TEMPO.CO, Jakarta - Ada gangguan psikologis yang membuat orang tak bisa berhenti berbohong, istilahnya adalah mythomania atau kebohongan patologis. Seorang pembohong patologis tak hanya mengelabui orang lain, tapi juga membohongi diri sendiri hingga dia yakin kebohongannya adalah sebuah kebenaran.

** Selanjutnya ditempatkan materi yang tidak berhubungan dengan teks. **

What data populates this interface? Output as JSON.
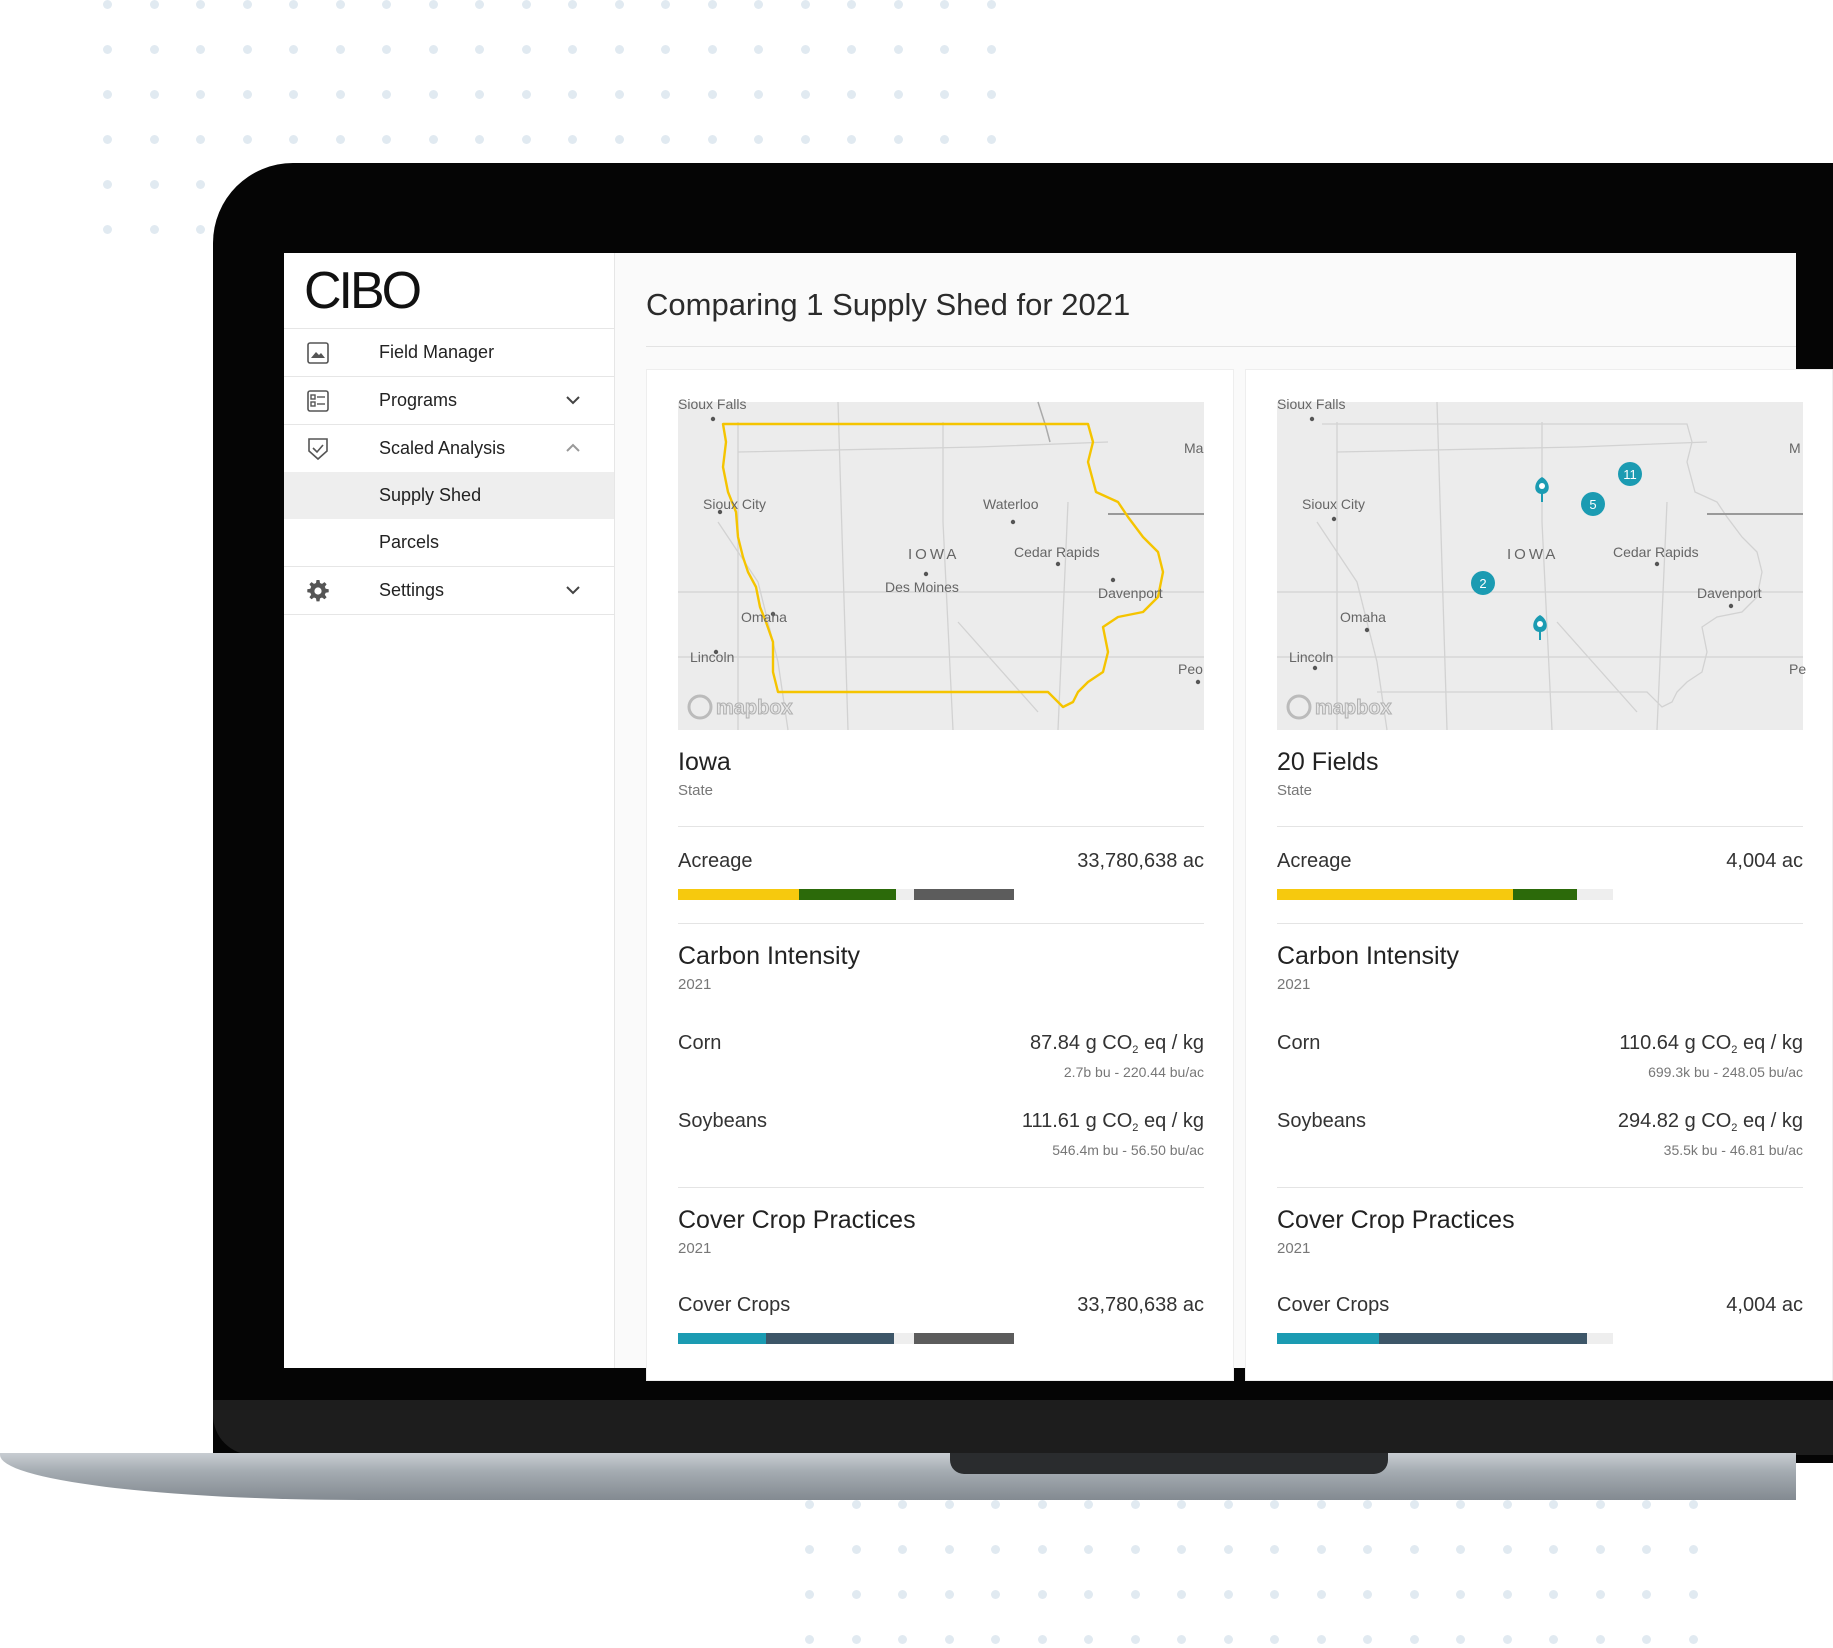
{
  "colors": {
    "yellow": "#f6c90e",
    "green": "#2c6a0a",
    "gray": "#5c5c5c",
    "teal": "#1b9bb2",
    "slate": "#3d5668",
    "track": "#eeeeee",
    "iowa_outline": "#f5c400"
  },
  "sidebar": {
    "logo": "CIBO",
    "items": [
      {
        "label": "Field Manager",
        "icon": "image-icon"
      },
      {
        "label": "Programs",
        "icon": "list-icon",
        "chevron": "chevron-down-icon"
      },
      {
        "label": "Scaled Analysis",
        "icon": "shield-check-icon",
        "chevron": "chevron-up-icon"
      },
      {
        "label": "Supply Shed",
        "sub": true,
        "active": true
      },
      {
        "label": "Parcels",
        "sub": true
      },
      {
        "label": "Settings",
        "icon": "gear-icon",
        "chevron": "chevron-down-icon"
      }
    ]
  },
  "main": {
    "title": "Comparing 1 Supply Shed for 2021"
  },
  "map": {
    "labels": {
      "sioux_falls": "Sioux Falls",
      "sioux_city": "Sioux City",
      "waterloo": "Waterloo",
      "iowa": "IOWA",
      "cedar_rapids": "Cedar Rapids",
      "des_moines": "Des Moines",
      "davenport": "Davenport",
      "omaha": "Omaha",
      "lincoln": "Lincoln",
      "peo": "Peo",
      "pe": "Pe",
      "ma": "Ma",
      "m": "M",
      "mapbox": "mapbox"
    }
  },
  "cards": [
    {
      "name": "Iowa",
      "type": "State",
      "acreage_label": "Acreage",
      "acreage_value": "33,780,638 ac",
      "acreage_bar": [
        0.36,
        0.29,
        0.3
      ],
      "carbon_title": "Carbon Intensity",
      "carbon_year": "2021",
      "corn_label": "Corn",
      "corn_value_pre": "87.84 g CO",
      "corn_value_sub": "2",
      "corn_value_post": " eq / kg",
      "corn_detail": "2.7b bu - 220.44 bu/ac",
      "soy_label": "Soybeans",
      "soy_value_pre": "111.61 g CO",
      "soy_value_sub": "2",
      "soy_value_post": " eq / kg",
      "soy_detail": "546.4m bu - 56.50 bu/ac",
      "cover_title": "Cover Crop Practices",
      "cover_year": "2021",
      "cover_label": "Cover Crops",
      "cover_value": "33,780,638 ac",
      "cover_bar": [
        0.26,
        0.38,
        0.3
      ]
    },
    {
      "name": "20 Fields",
      "type": "State",
      "acreage_label": "Acreage",
      "acreage_value": "4,004 ac",
      "acreage_bar": [
        0.7,
        0.19,
        0.0
      ],
      "carbon_title": "Carbon Intensity",
      "carbon_year": "2021",
      "corn_label": "Corn",
      "corn_value_pre": "110.64 g CO",
      "corn_value_sub": "2",
      "corn_value_post": " eq / kg",
      "corn_detail": "699.3k bu - 248.05 bu/ac",
      "soy_label": "Soybeans",
      "soy_value_pre": "294.82 g CO",
      "soy_value_sub": "2",
      "soy_value_post": " eq / kg",
      "soy_detail": "35.5k bu - 46.81 bu/ac",
      "cover_title": "Cover Crop Practices",
      "cover_year": "2021",
      "cover_label": "Cover Crops",
      "cover_value": "4,004 ac",
      "cover_bar": [
        0.3,
        0.62,
        0.0
      ],
      "markers": [
        "11",
        "5",
        "2"
      ]
    }
  ]
}
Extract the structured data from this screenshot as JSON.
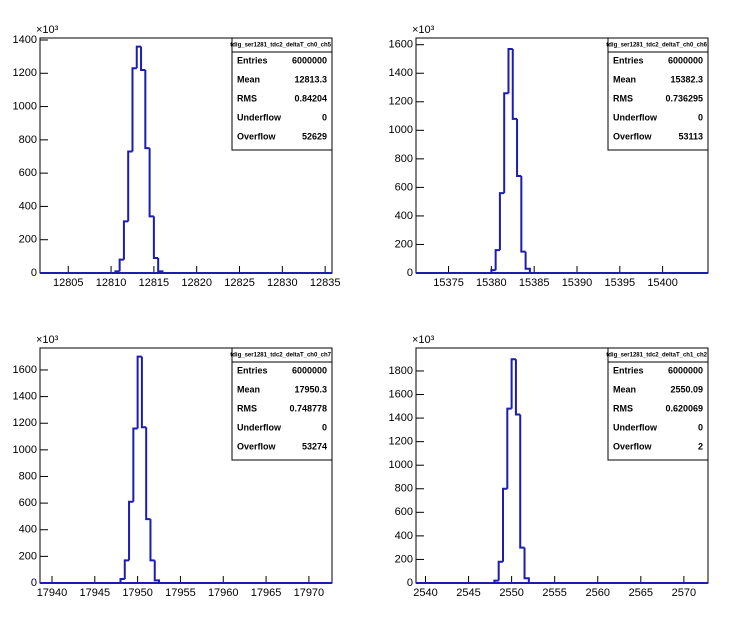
{
  "chart_data": [
    {
      "type": "histogram",
      "color": "#1c1cb0",
      "y_multiplier": "×10³",
      "bins": [
        12810.5,
        12811,
        12811.5,
        12812,
        12812.5,
        12813,
        12813.5,
        12814,
        12814.5,
        12815,
        12815.5,
        12816
      ],
      "counts": [
        10,
        80,
        310,
        730,
        1230,
        1360,
        1220,
        750,
        340,
        90,
        10
      ],
      "xlim": [
        12801.7,
        12835.8
      ],
      "ylim": [
        0,
        1412
      ],
      "xticks": [
        12805,
        12810,
        12815,
        12820,
        12825,
        12830,
        12835
      ],
      "yticks": [
        0,
        200,
        400,
        600,
        800,
        1000,
        1200,
        1400
      ],
      "stats": {
        "title": "tdig_ser1281_tdc2_deltaT_ch0_ch5",
        "rows": [
          {
            "label": "Entries",
            "value": 6000000
          },
          {
            "label": "Mean",
            "value": 12813.3
          },
          {
            "label": "RMS",
            "value": 0.84204
          },
          {
            "label": "Underflow",
            "value": 0
          },
          {
            "label": "Overflow",
            "value": 52629
          }
        ]
      }
    },
    {
      "type": "histogram",
      "color": "#1c1cb0",
      "y_multiplier": "×10³",
      "bins": [
        15380,
        15380.5,
        15381,
        15381.5,
        15382,
        15382.5,
        15383,
        15383.5,
        15384,
        15384.5
      ],
      "counts": [
        20,
        160,
        560,
        1260,
        1570,
        1080,
        680,
        150,
        30
      ],
      "xlim": [
        15371.2,
        15405.3
      ],
      "ylim": [
        0,
        1647
      ],
      "xticks": [
        15375,
        15380,
        15385,
        15390,
        15395,
        15400
      ],
      "yticks": [
        0,
        200,
        400,
        600,
        800,
        1000,
        1200,
        1400,
        1600
      ],
      "stats": {
        "title": "tdig_ser1281_tdc2_deltaT_ch0_ch6",
        "rows": [
          {
            "label": "Entries",
            "value": 6000000
          },
          {
            "label": "Mean",
            "value": 15382.3
          },
          {
            "label": "RMS",
            "value": 0.736295
          },
          {
            "label": "Underflow",
            "value": 0
          },
          {
            "label": "Overflow",
            "value": 53113
          }
        ]
      }
    },
    {
      "type": "histogram",
      "color": "#1c1cb0",
      "y_multiplier": "×10³",
      "bins": [
        17948,
        17948.5,
        17949,
        17949.5,
        17950,
        17950.5,
        17951,
        17951.5,
        17952,
        17952.5
      ],
      "counts": [
        30,
        170,
        610,
        1160,
        1700,
        1170,
        480,
        170,
        20
      ],
      "xlim": [
        17938.6,
        17972.7
      ],
      "ylim": [
        0,
        1765
      ],
      "xticks": [
        17940,
        17945,
        17950,
        17955,
        17960,
        17965,
        17970
      ],
      "yticks": [
        0,
        200,
        400,
        600,
        800,
        1000,
        1200,
        1400,
        1600
      ],
      "stats": {
        "title": "tdig_ser1281_tdc2_deltaT_ch0_ch7",
        "rows": [
          {
            "label": "Entries",
            "value": 6000000
          },
          {
            "label": "Mean",
            "value": 17950.3
          },
          {
            "label": "RMS",
            "value": 0.748778
          },
          {
            "label": "Underflow",
            "value": 0
          },
          {
            "label": "Overflow",
            "value": 53274
          }
        ]
      }
    },
    {
      "type": "histogram",
      "color": "#1c1cb0",
      "y_multiplier": "×10³",
      "bins": [
        2548,
        2548.5,
        2549,
        2549.5,
        2550,
        2550.5,
        2551,
        2551.5,
        2552
      ],
      "counts": [
        20,
        180,
        800,
        1480,
        1900,
        1430,
        300,
        40
      ],
      "xlim": [
        2538.9,
        2572.8
      ],
      "ylim": [
        0,
        1995
      ],
      "xticks": [
        2540,
        2545,
        2550,
        2555,
        2560,
        2565,
        2570
      ],
      "yticks": [
        0,
        200,
        400,
        600,
        800,
        1000,
        1200,
        1400,
        1600,
        1800
      ],
      "stats": {
        "title": "tdig_ser1281_tdc2_deltaT_ch1_ch2",
        "rows": [
          {
            "label": "Entries",
            "value": 6000000
          },
          {
            "label": "Mean",
            "value": 2550.09
          },
          {
            "label": "RMS",
            "value": 0.620069
          },
          {
            "label": "Underflow",
            "value": 0
          },
          {
            "label": "Overflow",
            "value": 2
          }
        ]
      }
    }
  ]
}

Saking seringnya membual, penderita gangguan mythomania juga bisa tidak sadar bahwa mereka sedang berbohong. Apa yang menyebabkan orang bisa terkena gangguan ini? Psikolog Ratih Zulhaqqi mengatakan mythomania bisa terjadi pada orang-orang yang kurang percaya diri. Kebohongan demi kebohongan dilontarkan untuk membuat dirinya terlihat lebih baik dari yang sebenarnya. Baca: Mau Bohong? Pikir Lagi, Simak Efeknya pada Tubuh
"Mythomania juga bisa terjadi pada orang yang sulit menerima kenyataan, sering melakukan peniadaan kondisi, jadi menutupi kondisi," kata Ratih saat dihubungi Senin 9 Oktober 2017.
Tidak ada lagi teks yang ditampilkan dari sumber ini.